Rodney v. Baker et al
ORDER - The court will permit either party to file, within 60 days of the date of this order (2/21/2020), any motion relevant to, or in furtherance of, the remand of the court of appeals. Responses to any such motions will be due within 30 days of the date the motion is filed. The moving party will then have 20 days within which to file a reply. Signed by Judge Robert C. Jones on 12/23/2019. (Copies have been distributed pursuant to the NEF - DRM)
UNITED STATES DISTRICT COURT
DISTRICT OF NEVADA
KYLE J. RODNEY,
Case No. 3:13-cv-00323-RCJ-VPC
WILLIAM GITTERE, 1 et al.,
On March 1, 2019, the United States Court of Appeals for the Ninth Circuit issued an
opinion vacating this court’s final order denying habeas relief and remanding the case for
additional proceedings.
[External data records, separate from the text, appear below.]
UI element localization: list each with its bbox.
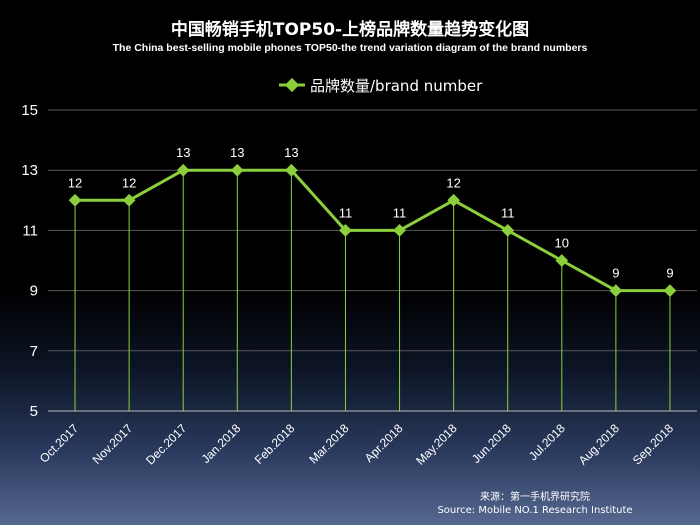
data-point [122, 193, 136, 207]
source-en: Source: Mobile NO.1 Research Institute [437, 505, 632, 516]
x-tick-label: Jun.2018 [469, 421, 514, 466]
data-point [663, 284, 677, 297]
x-tick-label: Dec.2017 [143, 421, 189, 467]
x-tick-label: Oct.2017 [37, 421, 82, 466]
x-tick-label: Sep.2018 [630, 421, 676, 467]
data-point [339, 224, 352, 237]
data-point [609, 284, 623, 297]
y-tick-label: 7 [30, 343, 38, 360]
data-point [285, 163, 298, 177]
data-label: 10 [555, 236, 569, 251]
data-label: 11 [393, 205, 407, 220]
chart-subtitle: The China best-selling mobile phones TOP… [113, 42, 588, 54]
x-tick-label: Nov.2017 [90, 421, 136, 467]
x-tick-label: Aug.2018 [576, 421, 622, 467]
x-tick-label: Apr.2018 [362, 421, 406, 465]
gridlines [48, 109, 697, 352]
chart-title: 中国畅销手机TOP50-上榜品牌数量趋势变化图 [171, 19, 529, 40]
data-label: 11 [501, 205, 515, 220]
source-cn: 来源：第一手机界研究院 [480, 490, 590, 503]
y-tick-label: 15 [21, 102, 38, 119]
x-tick-label: Mar.2018 [306, 421, 352, 467]
data-point [447, 193, 460, 207]
data-label: 13 [230, 145, 244, 160]
data-point [393, 224, 406, 237]
legend-marker [284, 77, 300, 93]
x-axis-ticks: Oct.2017 Nov.2017 Dec.2017 Jan.2018 Feb.2018… [37, 421, 676, 468]
data-label: 9 [666, 266, 673, 281]
data-label: 9 [612, 266, 619, 281]
data-label: 13 [284, 145, 298, 160]
data-label: 12 [68, 175, 82, 190]
data-point [176, 163, 190, 177]
data-point [501, 224, 515, 237]
data-labels: 12 12 13 13 13 11 11 12 11 10 9 9 [68, 145, 674, 280]
series-line [75, 168, 670, 293]
data-point [68, 193, 82, 207]
data-point [230, 163, 244, 177]
x-tick-label: Feb.2018 [252, 421, 298, 467]
x-tick-label: Jul.2018 [526, 421, 568, 463]
y-axis-ticks: 5 7 9 11 13 15 [21, 102, 38, 420]
y-tick-label: 11 [22, 222, 38, 239]
y-tick-label: 9 [30, 283, 38, 300]
y-tick-label: 5 [30, 403, 38, 420]
data-label: 13 [176, 145, 190, 160]
y-tick-label: 13 [21, 162, 38, 179]
legend-label: 品牌数量/brand number [310, 77, 483, 95]
drop-lines [74, 170, 671, 411]
x-tick-label: May.2018 [413, 421, 460, 468]
data-label: 12 [122, 175, 136, 190]
data-point [555, 254, 569, 267]
data-label: 12 [446, 175, 460, 190]
x-tick-label: Jan.2018 [199, 421, 244, 466]
data-label: 11 [339, 205, 353, 220]
legend: 品牌数量/brand number [279, 77, 483, 95]
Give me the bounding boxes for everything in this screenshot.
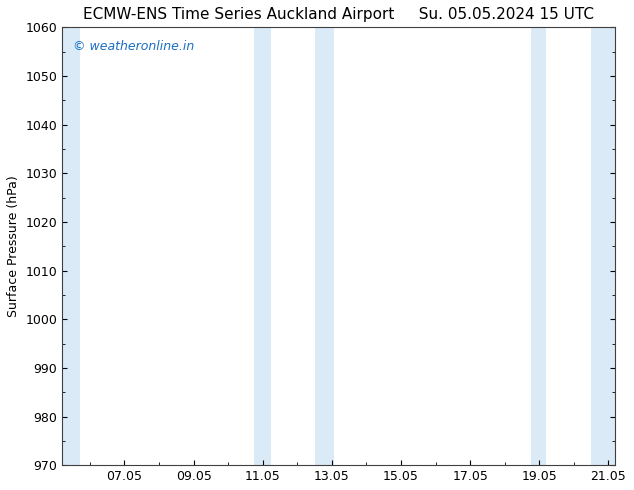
Title: ECMW-ENS Time Series Auckland Airport     Su. 05.05.2024 15 UTC: ECMW-ENS Time Series Auckland Airport Su… — [83, 7, 594, 22]
Bar — [591, 27, 616, 465]
Text: © weatheronline.in: © weatheronline.in — [74, 40, 195, 53]
Bar — [62, 27, 79, 465]
Bar — [531, 27, 546, 465]
Y-axis label: Surface Pressure (hPa): Surface Pressure (hPa) — [7, 175, 20, 317]
Bar — [314, 27, 333, 465]
Bar — [254, 27, 271, 465]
Rodney v. Filson, 916 F.3d 1254 (9th Cir. 2019). The order denying relief
was vacated because the court of appeals determined this court erred by not conducting an
analysis of the substantiality of Rodney’s ineffective-assistance-of-counsel (IAC) claims
pursuant to Martinez v. Ryan, 566 U.S. 1 (2012). Id. at 1259-60.
The court of appeals also determined that this court’s current record “is insufficiently
developed for [the court] to be able to conclusively evaluate the substantiality of Rodney’s IAC
claims.” Id. at 1261. Accordingly, the court stated that, to further develop the record, “the district
court may allow discovery upon a showing of good cause under Rule 6 of the Rules Governing
William Gittere, warden of Ely State Prison, is substituted as respondent for Timothy Filson, former warden. See
Fed. R. Civ. P. 25(d).
§ 2254 Cases in the United States District Courts, may hold an evidentiary hearing as warranted,
and may consider Monko's medical records and any other evidence relevant to the issue of the
substantiality of Rodney's IAC claims.” Id. at 1262.
Rodney’s procedurally defaulted IAC claims are that counsel: (1) failed to investigate or
challenge the prosecution's medical evidence at trial, (2) failed to timely object to the lay medical
testimony of the victim, Monko, (3) failed to use medical records to impeach Monko’s medical
testimony, and (4) failing to call any medical experts or treating medical providers to testify
regarding the Monko’s injuries. The court of appeals opined as follows:
The severity of Monko's injuries was potentially relevant to elements of
several of the charges of which Rodney was convicted. The district-court record
contains excerpts of Monko's medical records; however, in arguing whether there
is a reasonable probability that the jury's verdict would have been different if not
for counsel's alleged deficiencies, both parties refer extensively to additional
medical records that were not before the district court.
Id. at 1261. Thus, at a minimum, it is clear that this court would benefit from the record being
supplemented with these “additional medical records.”
As a starting point, however, the court will permit either party to file, within 60 days of
the date of this order, any motion relevant to, or in furtherance of, the remand of the court of
appeals. Responses to any such motions will be due within 30 days of the date the motion is
filed. The moving party will then have 20 days within which to file a reply.
IT IS SO ORDERED.
DATED THIS 23rd day of December, 2019.